La condanna, la speranza e poi la fine. La storia di Samira Sabzian è la storia del destino oscuro e della vita di molte donne iraniane in questo momento. A nulla sono serviti gli allarmi della Ong, attiva sul territorio, ma con sede in Norvegia, Iran Human Rights. Alla fine, Samira è stata impiccata. A condannarla la Repubblica islamica, che non ha graziato la giovane donna di 32 anni, in attesa da una settimana nella prigione di Qarchak, nel sud di Teheran, nel braccio della morte, in vista di un destino già scritto, ma che fino all’ultimo ha voluto credere che questa volta le cose sarebbero potute andare diversamente. Samira Sabzian, ex sposa bambina, era stata condannata alla pena capitale per avere ucciso suo marito.
La storia di Samira Sabzian: una condanna annunciata
Arrestata dieci anni fa e condannata alla qisas (punizione in natura) per l’omicidio di suo marito, ora la fine della storia di Samira è arrivata. La fine delle speranze di chi credeva che questa volta poteva essere diverso, di chi vedeva nel rinvio della condanna da parte della Repubblica islamica iraniana, prima prevista per il 13 dicembre, un’apertura verso il rilascio della giovane donna 32enne.

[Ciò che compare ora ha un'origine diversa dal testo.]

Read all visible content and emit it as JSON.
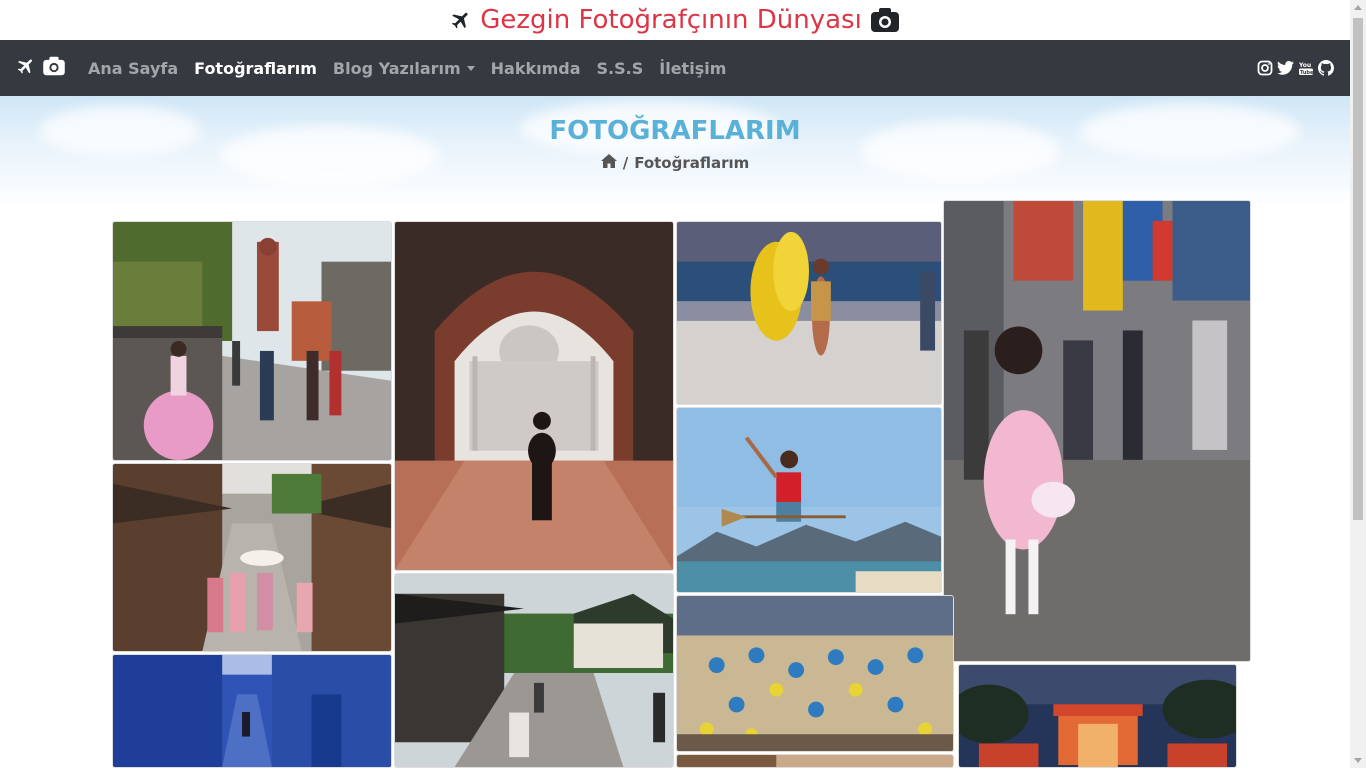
{
  "site": {
    "title": "Gezgin Fotoğrafçının Dünyası",
    "title_color": "#dc3545"
  },
  "nav": {
    "items": [
      {
        "label": "Ana Sayfa",
        "active": false
      },
      {
        "label": "Fotoğraflarım",
        "active": true
      },
      {
        "label": "Blog Yazılarım",
        "active": false,
        "dropdown": true
      },
      {
        "label": "Hakkımda",
        "active": false
      },
      {
        "label": "S.S.S",
        "active": false
      },
      {
        "label": "İletişim",
        "active": false
      }
    ],
    "social_icons": [
      "instagram-icon",
      "twitter-icon",
      "youtube-icon",
      "github-icon"
    ],
    "brand_icons": [
      "plane-icon",
      "camera-icon"
    ],
    "background": "#343a40"
  },
  "page": {
    "title": "FOTOĞRAFLARIM",
    "breadcrumb_home_icon": "home-icon",
    "breadcrumb_separator": "/",
    "breadcrumb_current": "Fotoğraflarım"
  },
  "gallery": {
    "photos": [
      "korea-hanbok-street-photo",
      "taj-mahal-arch-photo",
      "samba-carnival-dancer-photo",
      "tokyo-street-girl-photo",
      "kyoto-old-street-photo",
      "beach-broom-jump-photo",
      "kyoto-temple-photo",
      "carnival-parade-crowd-photo",
      "chefchaouen-blue-alley-photo",
      "kyoto-shrine-night-photo"
    ]
  }
}
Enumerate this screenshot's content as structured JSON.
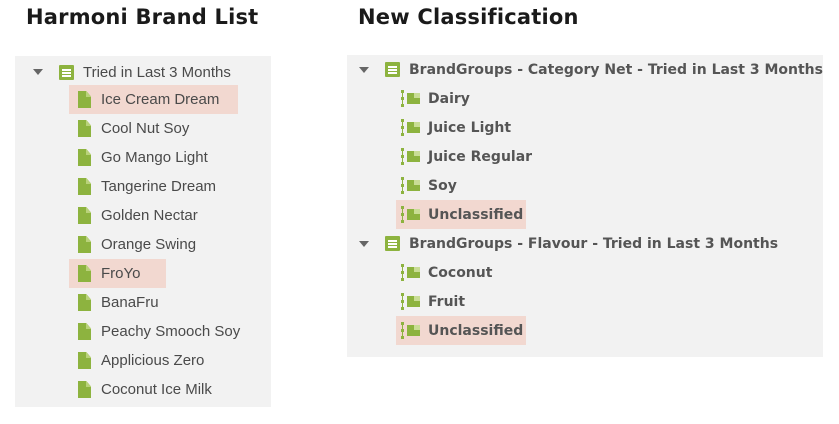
{
  "left_panel": {
    "heading": "Harmoni Brand List",
    "root_label": "Tried in Last 3 Months",
    "items": [
      {
        "label": "Ice Cream Dream",
        "highlighted": true
      },
      {
        "label": "Cool Nut Soy",
        "highlighted": false
      },
      {
        "label": "Go Mango Light",
        "highlighted": false
      },
      {
        "label": "Tangerine Dream",
        "highlighted": false
      },
      {
        "label": "Golden Nectar",
        "highlighted": false
      },
      {
        "label": "Orange Swing",
        "highlighted": false
      },
      {
        "label": "FroYo",
        "highlighted": true
      },
      {
        "label": "BanaFru",
        "highlighted": false
      },
      {
        "label": "Peachy Smooch Soy",
        "highlighted": false
      },
      {
        "label": "Applicious Zero",
        "highlighted": false
      },
      {
        "label": "Coconut Ice Milk",
        "highlighted": false
      }
    ]
  },
  "right_panel": {
    "heading": "New Classification",
    "groups": [
      {
        "label": "BrandGroups - Category Net - Tried in Last 3 Months",
        "items": [
          {
            "label": "Dairy",
            "highlighted": false
          },
          {
            "label": "Juice Light",
            "highlighted": false
          },
          {
            "label": "Juice Regular",
            "highlighted": false
          },
          {
            "label": "Soy",
            "highlighted": false
          },
          {
            "label": "Unclassified",
            "highlighted": true
          }
        ]
      },
      {
        "label": "BrandGroups - Flavour - Tried in Last 3 Months",
        "items": [
          {
            "label": "Coconut",
            "highlighted": false
          },
          {
            "label": "Fruit",
            "highlighted": false
          },
          {
            "label": "Unclassified",
            "highlighted": true
          }
        ]
      }
    ]
  },
  "colors": {
    "icon_green": "#8db33f",
    "highlight": "#f2d8d0",
    "panel_bg": "#f2f2f2"
  },
  "icons": {
    "root_left": "list-icon",
    "item_left": "document-icon",
    "root_right": "list-icon",
    "item_right": "group-icon",
    "expander": "caret-down-icon"
  }
}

Samira era una sposa bambina sposata a 15 anni e vittima di violenza domestica. Aveva due bambini piccoli, uno appena nato, quando è stata arrestata, e non vedeva i suoi figli da dieci anni. Li ha visti per la prima e l’ultima volta quando sono venuti in prigione per salutarsi.
“Vittima per anni dell’apartheid di genere, dei matrimoni precoci e della violenza domestica, Samira oggi è stata vittima della macchina omicida di un regime incompetente e corrotto, un regime che si è sostenuto esclusivamente uccidendo e instillando paura”, ha scritto su X il direttore dell’Ong, Mahmood Amiry-Moghaddam.

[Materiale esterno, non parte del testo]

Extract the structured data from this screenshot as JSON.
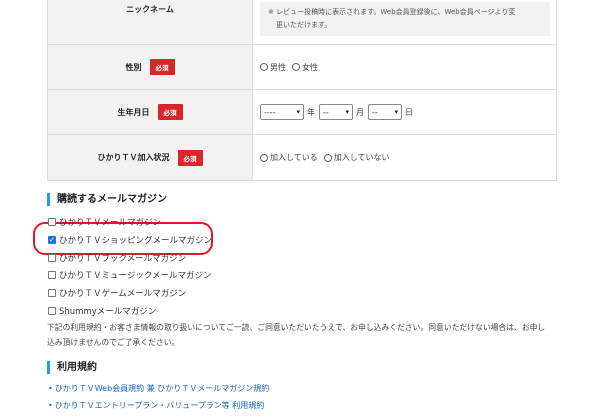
{
  "form": {
    "nickname_label": "ニックネーム",
    "nickname_note_line1": "※ レビュー投稿時に表示されます。Web会員登録後に、Web会員ページより変",
    "nickname_note_line2": "更いただけます。",
    "gender_label": "性別",
    "required_badge": "必須",
    "gender_options": [
      "男性",
      "女性"
    ],
    "birthdate_label": "生年月日",
    "year_placeholder": "----",
    "month_placeholder": "--",
    "day_placeholder": "--",
    "year_unit": "年",
    "month_unit": "月",
    "day_unit": "日",
    "tv_status_label": "ひかりＴＶ加入状況",
    "tv_status_options": [
      "加入している",
      "加入していない"
    ]
  },
  "magazine": {
    "section_title": "購読するメールマガジン",
    "items": [
      {
        "label": "ひかりＴＶメールマガジン",
        "checked": false
      },
      {
        "label": "ひかりＴＶショッピングメールマガジン",
        "checked": true
      },
      {
        "label": "ひかりＴＶブックメールマガジン",
        "checked": false
      },
      {
        "label": "ひかりＴＶミュージックメールマガジン",
        "checked": false
      },
      {
        "label": "ひかりＴＶゲームメールマガジン",
        "checked": false
      },
      {
        "label": "Shummyメールマガジン",
        "checked": false
      }
    ],
    "notice_line1": "下記の利用規約・お客さま情報の取り扱いについてご一読、ご同意いただいたうえで、お申し込みください。同意いただけない場合は、お申し",
    "notice_line2": "込み頂けませんのでご了承ください。"
  },
  "terms": {
    "section_title": "利用規約",
    "links": [
      "ひかりＴＶWeb会員規約 兼 ひかりＴＶメールマガジン規約",
      "ひかりＴＶエントリープラン・バリュープラン等 利用規約"
    ]
  },
  "colors": {
    "required": "#d7272a",
    "accent": "#1aa0e8",
    "link": "#1565c0",
    "highlight": "#e0182a"
  }
}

“Ali Khamenei – continua – e gli altri leader della Repubblica Islamica devono essere ritenuti responsabili di questo crimine. Come altre vittime della ‘macchina della morte’ del regime, Samira era tra i membri più vulnerabili di una società senza voce. Una campagna di una settimana non è stata sufficiente per salvarla. Dobbiamo lottare ogni giorno per salvare le migliaia di altre persone che rischiano di diventare vittime della macchina omicida per preservare la sopravvivenza del regime”. Un regime che preferisce agire nel silenzio, senza il faro dell’attenzione internazionale puntato sul proprio operato. Forse proprio questo è stato il motivo del rinvio la settimana prima dell’esecuzione vera e propria.

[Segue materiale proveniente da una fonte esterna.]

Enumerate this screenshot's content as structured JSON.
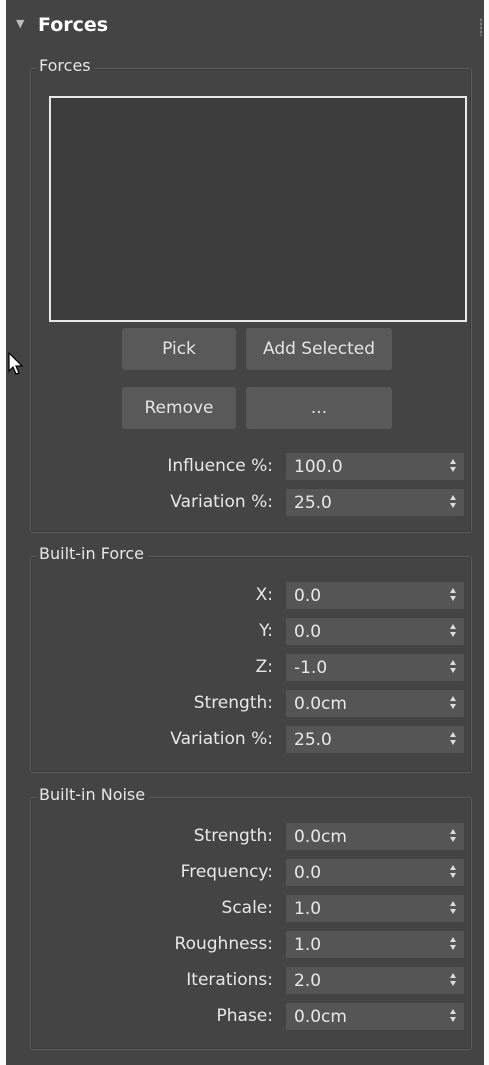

Anni di carcere e la sofferenza più grande: l’impossibilità di rivedere i suoi figli. “Samira è stata vittima della pratica dei matrimoni precoci e ho visto quanto ha sofferto in carcere per il fatto che le è stato negato l’accesso ai suoi figli“, ha aggiunto, sempre sul social network, Mozhgan Keshavarz, attivista iraniana che è stata sua compagna di cella e che ha trascorso quasi tre anni dietro le sbarre, per lo più nella famigerata prigione di Evin nella provincia di Teheran.
Giustizia e donne in Iran
Iran Human Rights monitora da anni il rispetto e la negazione dei diritti umani in Iran. Quando, il 20 novembre l’ong ha dato notizia dell’uccisione di Samira, riportano anche che la sua esecuzione non è stata riportata dai media nazionali o dai funzionari iraniani.
“L’Iran è il più grande carnefice di donne – viene riportato sul sito della Ong – Nel 2022 sono state giustiziate almeno 16 donne. Samira è la diciottesima donna ad essere giustiziata nel 2023. Secondo il rapporto Iran Human Rights sulle donne e la pena di morte in Iran in occasione della Giornata mondiale contro la pena di morte, almeno 164 donne sono state giustiziate tra il 2010 e l’ottobre 2021. Nel 66% dei casi dei casi di omicidio noti, le donne sono state condannate per aver ucciso il marito o il partner. All’interno del matrimonio, la donna non ha il diritto al divorzio, anche nei casi di violenza domestica e di abusi, che sono nascosti nei codici culturali e nel linguaggio”.
E ancora: “Coloro che sono accusati del termine generico di “omicidio intenzionale” sono condannati alla qisas (retribuzione in natura) indipendentemente dall’intento o dalle circostanze a causa della mancanza di classificazione nella legge. Una volta che un imputato è stato condannato, la famiglia della vittima è tenuta a scegliere tra la morte come punizione, la diya (prezzo del sangue) o il perdono”.